Reviewed by Dennis Schwartz
Malaysian-born Taiwanese filmmaker Tsai Ming-Liang’s (“Goodbye, Dragon Inn”/”the Hole”/”The River”) somewhat strange tribute to Francois Truffaut. Its premise has Taiwanese director Hsaio-Kang (Lee Kang-sheng), playing the alter ego part of a perplexed Tsai Ming-Liang, going to the Louvre to shoot a movie about the biblical character Salome, assisted by such Truffaut veterans as Fanny Ardant playing Queen Herodas and Jean-Pierre Leaud playing King Herod. In one stunning scene Laetitia Casta, who plays Salome, is lip-synching Chinese ballads in a snowy forest. A grief-stricken Tsai during the shoot has to deal with the real-life death of his beloved elderly mother (Lu Yi-Ching) due to cancer, and also that his actors are comically lost for a time in the Louvre’s labyrinthine basement.
Visage was commissioned by the Louvre. It’s a project in which the museum is giving access to its premises to a group of directors and partially funding the movies they film there.
Though it has a few colorful striking visuals and imaginative moments, this one was too obscure for my taste and too underwhelming in its plotless narrative.
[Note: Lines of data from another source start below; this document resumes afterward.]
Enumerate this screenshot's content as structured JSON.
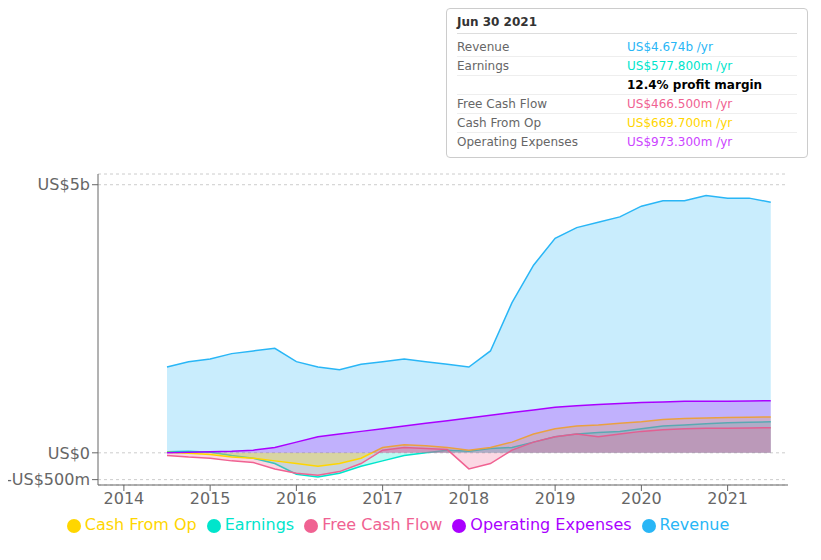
{
  "chart_data": {
    "type": "area",
    "x": [
      2014.5,
      2014.75,
      2015.0,
      2015.25,
      2015.5,
      2015.75,
      2016.0,
      2016.25,
      2016.5,
      2016.75,
      2017.0,
      2017.25,
      2017.5,
      2017.75,
      2018.0,
      2018.25,
      2018.5,
      2018.75,
      2019.0,
      2019.25,
      2019.5,
      2019.75,
      2020.0,
      2020.25,
      2020.5,
      2020.75,
      2021.0,
      2021.25,
      2021.5
    ],
    "series": [
      {
        "name": "Revenue",
        "color": "#29b6f6",
        "values": [
          1600,
          1700,
          1750,
          1850,
          1900,
          1950,
          1700,
          1600,
          1550,
          1650,
          1700,
          1750,
          1700,
          1650,
          1600,
          1900,
          2800,
          3500,
          4000,
          4200,
          4300,
          4400,
          4600,
          4700,
          4700,
          4800,
          4750,
          4750,
          4674
        ]
      },
      {
        "name": "Earnings",
        "color": "#00e5cc",
        "values": [
          20,
          30,
          10,
          -50,
          -100,
          -200,
          -400,
          -450,
          -380,
          -250,
          -150,
          -50,
          0,
          50,
          30,
          80,
          100,
          200,
          300,
          350,
          380,
          400,
          450,
          500,
          520,
          540,
          560,
          570,
          577.8
        ]
      },
      {
        "name": "Free Cash Flow",
        "color": "#f06292",
        "values": [
          -50,
          -80,
          -100,
          -150,
          -180,
          -300,
          -380,
          -420,
          -350,
          -200,
          50,
          100,
          80,
          60,
          -300,
          -200,
          50,
          200,
          300,
          350,
          300,
          350,
          400,
          430,
          450,
          460,
          460,
          465,
          466.5
        ]
      },
      {
        "name": "Cash From Op",
        "color": "#ffd600",
        "values": [
          10,
          -10,
          -30,
          -80,
          -100,
          -150,
          -200,
          -250,
          -200,
          -100,
          100,
          150,
          130,
          100,
          50,
          100,
          200,
          350,
          450,
          500,
          520,
          550,
          580,
          620,
          640,
          650,
          660,
          665,
          669.7
        ]
      },
      {
        "name": "Operating Expenses",
        "color": "#aa00ff",
        "values": [
          0,
          10,
          20,
          30,
          50,
          100,
          200,
          300,
          350,
          400,
          450,
          500,
          550,
          600,
          650,
          700,
          750,
          800,
          850,
          880,
          900,
          920,
          940,
          950,
          960,
          960,
          960,
          965,
          973.3
        ]
      }
    ],
    "xlim": [
      2013.7,
      2021.7
    ],
    "xticks": [
      2014,
      2015,
      2016,
      2017,
      2018,
      2019,
      2020,
      2021
    ],
    "ylim": [
      -600,
      5200
    ],
    "yticks": [
      {
        "value": -500,
        "label": "-US$500m"
      },
      {
        "value": 0,
        "label": "US$0"
      },
      {
        "value": 5000,
        "label": "US$5b"
      }
    ],
    "grid": true,
    "legend": "bottom",
    "annotations": [
      {
        "title": "Jun 30 2021",
        "rows": [
          {
            "label": "Revenue",
            "text": "US$4.674b /yr",
            "color": "#29b6f6"
          },
          {
            "label": "Earnings",
            "text": "US$577.800m /yr",
            "color": "#00e5cc"
          },
          {
            "text": "12.4% profit margin",
            "color": "#000000"
          },
          {
            "label": "Free Cash Flow",
            "text": "US$466.500m /yr",
            "color": "#f06292"
          },
          {
            "label": "Cash From Op",
            "text": "US$669.700m /yr",
            "color": "#ffd600"
          },
          {
            "label": "Operating Expenses",
            "text": "US$973.300m /yr",
            "color": "#cc44ff"
          }
        ]
      }
    ]
  }
}
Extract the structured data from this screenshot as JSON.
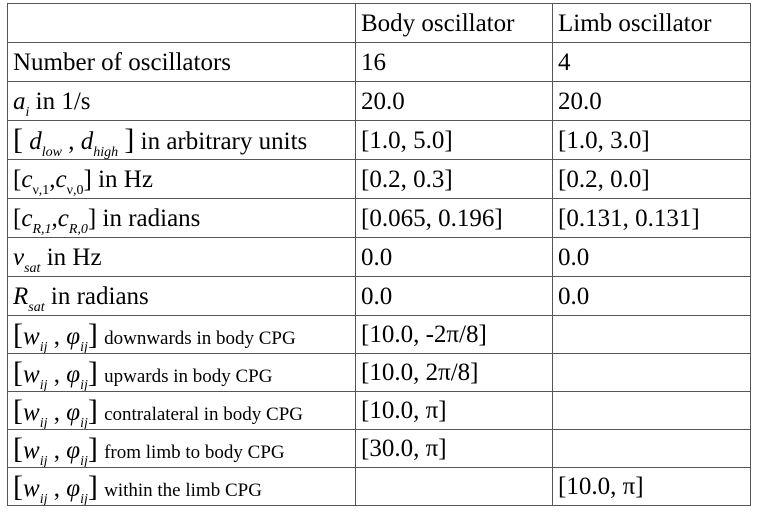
{
  "table": {
    "headers": [
      "",
      "Body oscillator",
      "Limb oscillator"
    ],
    "rows": [
      {
        "label_text": "Number of oscillators",
        "body": "16",
        "limb": "4"
      },
      {
        "symbol": "a",
        "symbol_sub": "i",
        "label_text": "in 1/s",
        "body": "20.0",
        "limb": "20.0"
      },
      {
        "sym1": "d",
        "sym1_sub": "low",
        "sym2": "d",
        "sym2_sub": "high",
        "label_text": "in arbitrary units",
        "body": "[1.0, 5.0]",
        "limb": "[1.0, 3.0]"
      },
      {
        "sym1": "c",
        "sym1_sub": "ν,1",
        "sym2": "c",
        "sym2_sub": "ν,0",
        "label_text": "in Hz",
        "body": "[0.2, 0.3]",
        "limb": "[0.2, 0.0]"
      },
      {
        "sym1": "c",
        "sym1_sub": "R,1",
        "sym2": "c",
        "sym2_sub": "R,0",
        "label_text": "in radians",
        "body": "[0.065, 0.196]",
        "limb": "[0.131, 0.131]"
      },
      {
        "symbol": "ν",
        "symbol_sub": "sat",
        "label_text": "in Hz",
        "body": "0.0",
        "limb": "0.0"
      },
      {
        "symbol": "R",
        "symbol_sub": "sat",
        "label_text": "in radians",
        "body": "0.0",
        "limb": "0.0"
      },
      {
        "sym1": "w",
        "sym1_sub": "ij",
        "sym2": "φ",
        "sym2_sub": "ij",
        "label_text": "downwards in body CPG",
        "body": "[10.0, -2π/8]",
        "limb": ""
      },
      {
        "sym1": "w",
        "sym1_sub": "ij",
        "sym2": "φ",
        "sym2_sub": "ij",
        "label_text": "upwards in body CPG",
        "body": "[10.0, 2π/8]",
        "limb": ""
      },
      {
        "sym1": "w",
        "sym1_sub": "ij",
        "sym2": "φ",
        "sym2_sub": "ij",
        "label_text": "contralateral in body CPG",
        "body": "[10.0, π]",
        "limb": ""
      },
      {
        "sym1": "w",
        "sym1_sub": "ij",
        "sym2": "φ",
        "sym2_sub": "ij",
        "label_text": "from limb to body CPG",
        "body": "[30.0, π]",
        "limb": ""
      },
      {
        "sym1": "w",
        "sym1_sub": "ij",
        "sym2": "φ",
        "sym2_sub": "ij",
        "label_text": "within the limb CPG",
        "body": "",
        "limb": "[10.0, π]"
      }
    ]
  }
}
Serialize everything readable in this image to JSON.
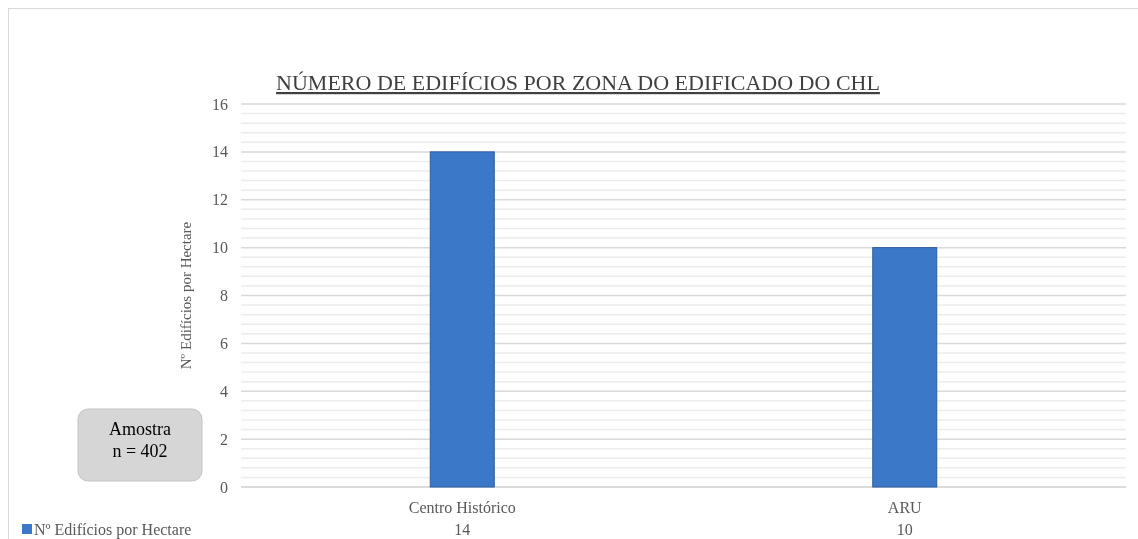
{
  "chart_data": {
    "type": "bar",
    "title": "NÚMERO DE EDIFÍCIOS POR ZONA DO EDIFICADO DO CHL",
    "ylabel": "Nº Edifícios por Hectare",
    "categories": [
      "Centro Histórico",
      "ARU"
    ],
    "series": [
      {
        "name": "Nº Edifícios por Hectare",
        "color": "#3b78c8",
        "values": [
          14,
          10
        ]
      }
    ],
    "ylim": [
      0,
      16
    ],
    "yticks": [
      0,
      2,
      4,
      6,
      8,
      10,
      12,
      14,
      16
    ],
    "grid": true,
    "legend": "bottom left",
    "data_labels": true,
    "annotations": [
      "Amostra n = 402"
    ]
  }
}
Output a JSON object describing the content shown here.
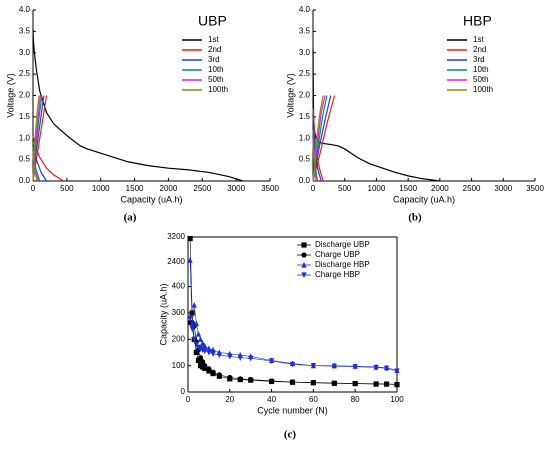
{
  "chart_data": [
    {
      "type": "line",
      "label": "(a)",
      "annotation": "UBP",
      "xlabel": "Capacity (uA.h)",
      "ylabel": "Voltage (V)",
      "xlim": [
        0,
        3500
      ],
      "xticks": [
        0,
        500,
        1000,
        1500,
        2000,
        2500,
        3000,
        3500
      ],
      "ylim": [
        0,
        4.0
      ],
      "yticks": [
        {
          "value": 0,
          "label": "0.0"
        },
        0.5,
        {
          "value": 1,
          "label": "1.0"
        },
        1.5,
        {
          "value": 2,
          "label": "2.0"
        },
        2.5,
        {
          "value": 3,
          "label": "3.0"
        },
        3.5,
        {
          "value": 4,
          "label": "4.0"
        }
      ],
      "series": [
        {
          "name": "1st",
          "color": "#000000",
          "x": [
            0,
            5,
            20,
            50,
            100,
            200,
            300,
            400,
            550,
            700,
            800,
            900,
            1100,
            1400,
            1700,
            2000,
            2300,
            2600,
            2900,
            3100
          ],
          "values": [
            3.55,
            3.3,
            3.0,
            2.6,
            2.1,
            1.6,
            1.35,
            1.2,
            1.0,
            0.82,
            0.75,
            0.7,
            0.6,
            0.45,
            0.36,
            0.3,
            0.26,
            0.2,
            0.1,
            0
          ]
        },
        {
          "name": "2nd",
          "color": "#e8211d",
          "x": [
            0,
            30,
            100,
            200,
            300,
            450,
            null,
            0,
            50,
            120,
            200
          ],
          "values": [
            1.05,
            0.85,
            0.55,
            0.3,
            0.15,
            0,
            null,
            0,
            0.5,
            1.2,
            2.0
          ]
        },
        {
          "name": "3rd",
          "color": "#1f3fd0",
          "x": [
            0,
            50,
            120,
            200,
            null,
            0,
            40,
            100,
            160
          ],
          "values": [
            0.9,
            0.5,
            0.2,
            0,
            null,
            0,
            0.6,
            1.3,
            2.0
          ]
        },
        {
          "name": "10th",
          "color": "#0a8a6a",
          "x": [
            0,
            40,
            100,
            null,
            0,
            40,
            90,
            130
          ],
          "values": [
            0.8,
            0.3,
            0,
            null,
            0,
            0.8,
            1.5,
            2.0
          ]
        },
        {
          "name": "50th",
          "color": "#e020d0",
          "x": [
            0,
            30,
            80,
            null,
            0,
            40,
            80,
            110
          ],
          "values": [
            0.7,
            0.25,
            0,
            null,
            0,
            0.9,
            1.6,
            2.0
          ]
        },
        {
          "name": "100th",
          "color": "#8a8a10",
          "x": [
            0,
            30,
            60,
            null,
            0,
            30,
            60,
            90
          ],
          "values": [
            0.6,
            0.2,
            0,
            null,
            0,
            1.0,
            1.6,
            2.0
          ]
        }
      ]
    },
    {
      "type": "line",
      "label": "(b)",
      "annotation": "HBP",
      "xlabel": "Capacity (uA.h)",
      "ylabel": "Voltage (V)",
      "xlim": [
        0,
        3500
      ],
      "xticks": [
        0,
        500,
        1000,
        1500,
        2000,
        2500,
        3000,
        3500
      ],
      "ylim": [
        0,
        4.0
      ],
      "yticks": [
        {
          "value": 0,
          "label": "0.0"
        },
        0.5,
        {
          "value": 1,
          "label": "1.0"
        },
        1.5,
        {
          "value": 2,
          "label": "2.0"
        },
        2.5,
        {
          "value": 3,
          "label": "3.0"
        },
        3.5,
        {
          "value": 4,
          "label": "4.0"
        }
      ],
      "series": [
        {
          "name": "1st",
          "color": "#000000",
          "x": [
            0,
            5,
            10,
            20,
            50,
            100,
            200,
            300,
            400,
            500,
            700,
            900,
            1100,
            1300,
            1500,
            1700,
            1900,
            2000
          ],
          "values": [
            3.1,
            2.0,
            1.5,
            1.2,
            1.0,
            0.9,
            0.87,
            0.85,
            0.82,
            0.75,
            0.55,
            0.4,
            0.3,
            0.2,
            0.12,
            0.06,
            0.02,
            0
          ]
        },
        {
          "name": "2nd",
          "color": "#e8211d",
          "x": [
            0,
            40,
            100,
            160,
            null,
            0,
            120,
            230,
            340
          ],
          "values": [
            1.7,
            0.8,
            0.3,
            0,
            null,
            0,
            0.7,
            1.4,
            2.0
          ]
        },
        {
          "name": "3rd",
          "color": "#1f3fd0",
          "x": [
            0,
            30,
            80,
            130,
            null,
            0,
            100,
            200,
            280
          ],
          "values": [
            1.5,
            0.7,
            0.25,
            0,
            null,
            0,
            0.8,
            1.5,
            2.0
          ]
        },
        {
          "name": "10th",
          "color": "#0a8a6a",
          "x": [
            0,
            30,
            70,
            null,
            0,
            80,
            150,
            220
          ],
          "values": [
            1.2,
            0.4,
            0,
            null,
            0,
            0.8,
            1.5,
            2.0
          ]
        },
        {
          "name": "50th",
          "color": "#e020d0",
          "x": [
            0,
            25,
            60,
            null,
            0,
            70,
            130,
            190
          ],
          "values": [
            1.0,
            0.35,
            0,
            null,
            0,
            0.9,
            1.6,
            2.0
          ]
        },
        {
          "name": "100th",
          "color": "#8a8a10",
          "x": [
            0,
            20,
            50,
            null,
            0,
            50,
            110,
            160
          ],
          "values": [
            0.9,
            0.3,
            0,
            null,
            0,
            0.9,
            1.6,
            2.0
          ]
        }
      ]
    },
    {
      "type": "scatter",
      "label": "(c)",
      "xlabel": "Cycle number (N)",
      "ylabel": "Capacity (uA.h)",
      "frame": true,
      "xlim": [
        0,
        100
      ],
      "xticks": [
        0,
        20,
        40,
        60,
        80,
        100
      ],
      "ylim": [
        0,
        3200
      ],
      "ybreak": [
        400,
        2400
      ],
      "yticks": [
        0,
        100,
        200,
        300,
        400,
        2400,
        3200
      ],
      "x": [
        1,
        2,
        3,
        4,
        5,
        6,
        7,
        8,
        10,
        12,
        15,
        20,
        25,
        30,
        40,
        50,
        60,
        70,
        80,
        90,
        95,
        100
      ],
      "series": [
        {
          "name": "Discharge UBP",
          "color": "#000000",
          "marker": "square",
          "values": [
            3150,
            300,
            200,
            150,
            120,
            100,
            95,
            90,
            80,
            70,
            60,
            50,
            47,
            45,
            40,
            37,
            35,
            33,
            32,
            30,
            30,
            28
          ]
        },
        {
          "name": "Charge UBP",
          "color": "#000000",
          "marker": "circle",
          "values": [
            440,
            440,
            250,
            190,
            160,
            130,
            115,
            100,
            88,
            75,
            65,
            55,
            50,
            47,
            42,
            38,
            36,
            34,
            32,
            31,
            30,
            29
          ]
        },
        {
          "name": "Discharge HBP",
          "color": "#1f2fd8",
          "marker": "triangle-up",
          "values": [
            2450,
            410,
            330,
            260,
            220,
            200,
            185,
            175,
            165,
            160,
            150,
            145,
            140,
            135,
            120,
            108,
            100,
            100,
            98,
            95,
            92,
            82
          ]
        },
        {
          "name": "Charge HBP",
          "color": "#1f2fd8",
          "marker": "triangle-down",
          "values": [
            280,
            240,
            200,
            180,
            170,
            165,
            160,
            155,
            150,
            145,
            140,
            135,
            130,
            128,
            118,
            105,
            100,
            98,
            96,
            93,
            90,
            80
          ]
        }
      ]
    }
  ]
}
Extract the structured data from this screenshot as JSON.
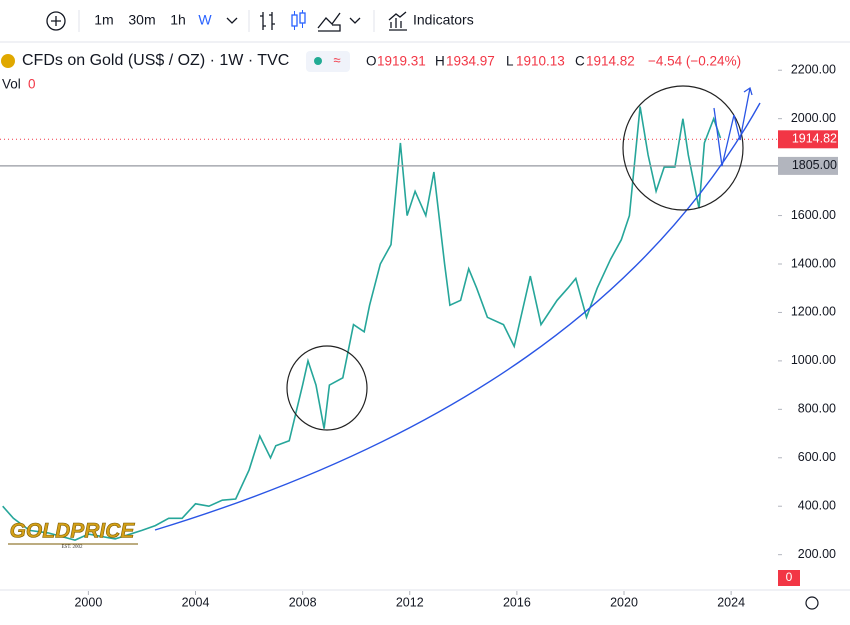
{
  "toolbar": {
    "intervals": [
      "1m",
      "30m",
      "1h",
      "W"
    ],
    "indicators": "Indicators"
  },
  "legend": {
    "symbol": "CFDs on Gold (US$ / OZ) · 1W · TVC",
    "o_label": "O",
    "open": "1919.31",
    "h_label": "H",
    "high": "1934.97",
    "l_label": "L",
    "low": "1910.13",
    "c_label": "C",
    "close": "1914.82",
    "change": "−4.54 (−0.24%)",
    "vol_label": "Vol",
    "vol_value": "0",
    "volume_badge": "0"
  },
  "logo": {
    "name": "GOLDPRICE",
    "est": "EST. 2002"
  },
  "chart_data": {
    "type": "line",
    "color": "#26a69a",
    "x": [
      1996.8,
      1997.2,
      1997.8,
      1998.5,
      1999.5,
      2000,
      2001,
      2002,
      2002.5,
      2003,
      2003.5,
      2004,
      2004.5,
      2005,
      2005.5,
      2006,
      2006.4,
      2006.8,
      2007,
      2007.5,
      2008,
      2008.2,
      2008.5,
      2008.8,
      2009,
      2009.5,
      2009.9,
      2010.3,
      2010.5,
      2010.9,
      2011.3,
      2011.65,
      2011.9,
      2012.2,
      2012.6,
      2012.9,
      2013.3,
      2013.5,
      2013.9,
      2014.2,
      2014.5,
      2014.9,
      2015.5,
      2015.9,
      2016.5,
      2016.9,
      2017.5,
      2017.9,
      2018.2,
      2018.6,
      2019,
      2019.5,
      2019.9,
      2020.2,
      2020.6,
      2020.9,
      2021.2,
      2021.5,
      2021.9,
      2022.2,
      2022.4,
      2022.8,
      2023,
      2023.35,
      2023.6
    ],
    "values": [
      400,
      350,
      300,
      290,
      260,
      285,
      265,
      300,
      320,
      350,
      350,
      410,
      400,
      425,
      430,
      550,
      690,
      600,
      650,
      670,
      900,
      1000,
      900,
      720,
      900,
      930,
      1150,
      1120,
      1230,
      1400,
      1480,
      1900,
      1600,
      1700,
      1600,
      1780,
      1400,
      1230,
      1250,
      1380,
      1300,
      1180,
      1150,
      1060,
      1350,
      1150,
      1250,
      1300,
      1340,
      1180,
      1300,
      1420,
      1500,
      1600,
      2050,
      1850,
      1700,
      1800,
      1800,
      2000,
      1850,
      1630,
      1900,
      2000,
      1920
    ],
    "xlim": [
      1996.7,
      2025.75
    ],
    "xticks": [
      2000,
      2004,
      2008,
      2012,
      2016,
      2020,
      2024
    ],
    "ylim": [
      50,
      2300
    ],
    "yticks": [
      {
        "value": 200,
        "label": "200.00"
      },
      {
        "value": 400,
        "label": "400.00"
      },
      {
        "value": 600,
        "label": "600.00"
      },
      {
        "value": 800,
        "label": "800.00"
      },
      {
        "value": 1000,
        "label": "1000.00"
      },
      {
        "value": 1200,
        "label": "1200.00"
      },
      {
        "value": 1400,
        "label": "1400.00"
      },
      {
        "value": 1600,
        "label": "1600.00"
      },
      {
        "value": 1800,
        "label": "1800.00"
      },
      {
        "value": 2000,
        "label": "2000.00"
      },
      {
        "value": 2200,
        "label": "2200.00"
      }
    ],
    "price_lines": [
      1914.82,
      {
        "value": 1805,
        "label": "1805.00"
      }
    ]
  }
}
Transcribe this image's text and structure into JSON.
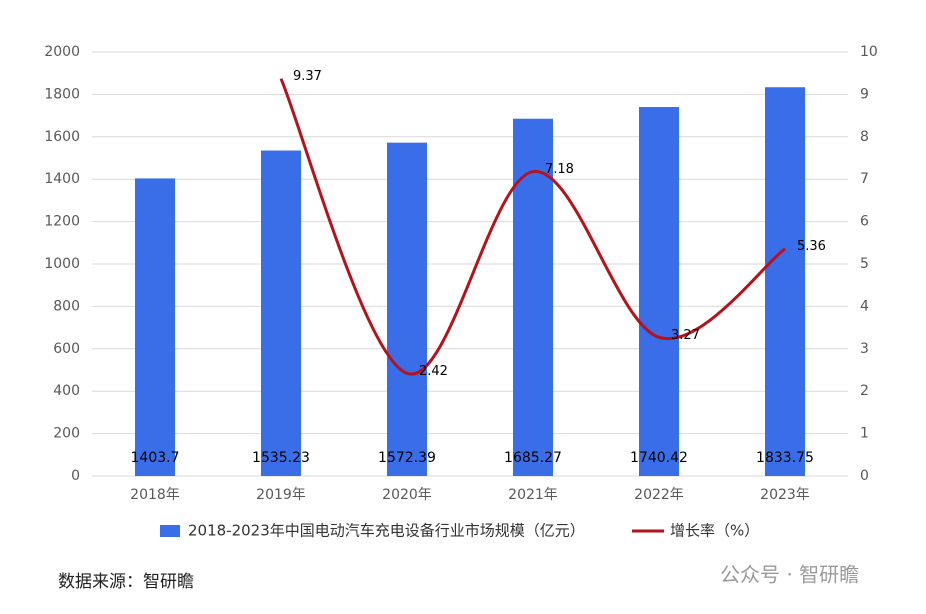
{
  "chart_data": {
    "type": "bar-line",
    "categories": [
      "2018年",
      "2019年",
      "2020年",
      "2021年",
      "2022年",
      "2023年"
    ],
    "series": [
      {
        "name": "2018-2023年中国电动汽车充电设备行业市场规模（亿元）",
        "type": "bar",
        "color": "#3a6ee8",
        "values": [
          1403.7,
          1535.23,
          1572.39,
          1685.27,
          1740.42,
          1833.75
        ]
      },
      {
        "name": "增长率（%）",
        "type": "line",
        "axis": "y2",
        "color": "#b5121b",
        "values": [
          null,
          9.37,
          2.42,
          7.18,
          3.27,
          5.36
        ]
      }
    ],
    "ylim": [
      0,
      2000
    ],
    "yticks": [
      0,
      200,
      400,
      600,
      800,
      1000,
      1200,
      1400,
      1600,
      1800,
      2000
    ],
    "y2lim": [
      0,
      10
    ],
    "y2ticks": [
      0,
      1,
      2,
      3,
      4,
      5,
      6,
      7,
      8,
      9,
      10
    ],
    "grid": true,
    "legend": "bottom"
  },
  "source": "数据来源：智研瞻",
  "watermark": "公众号 · 智研瞻"
}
It doesn’t seem to have much to say about anything other than personal recollections of the director, as it seems to be more suited as a dreamlike film telling about the filming of Salome and alternating those scenes with weird dream sequences and energetic musical numbers. One of the wackiest scenes is whenTruffaut’s former three muses, Jeanne Moreau, Nathalie Baye and Fanny Ardant, are alone at a huge dining hall table in the place once occupied by Napoleon III and while waiting for the 17 invited guests to show the trio hums the theme song from Truffaut’s 1962 Jules and Jim. Scenes like that were curiously odd, but didn’t have enough heft to completely win me over to this experimental film.
Face was an official selection at the 2009 Cannes Film Festival.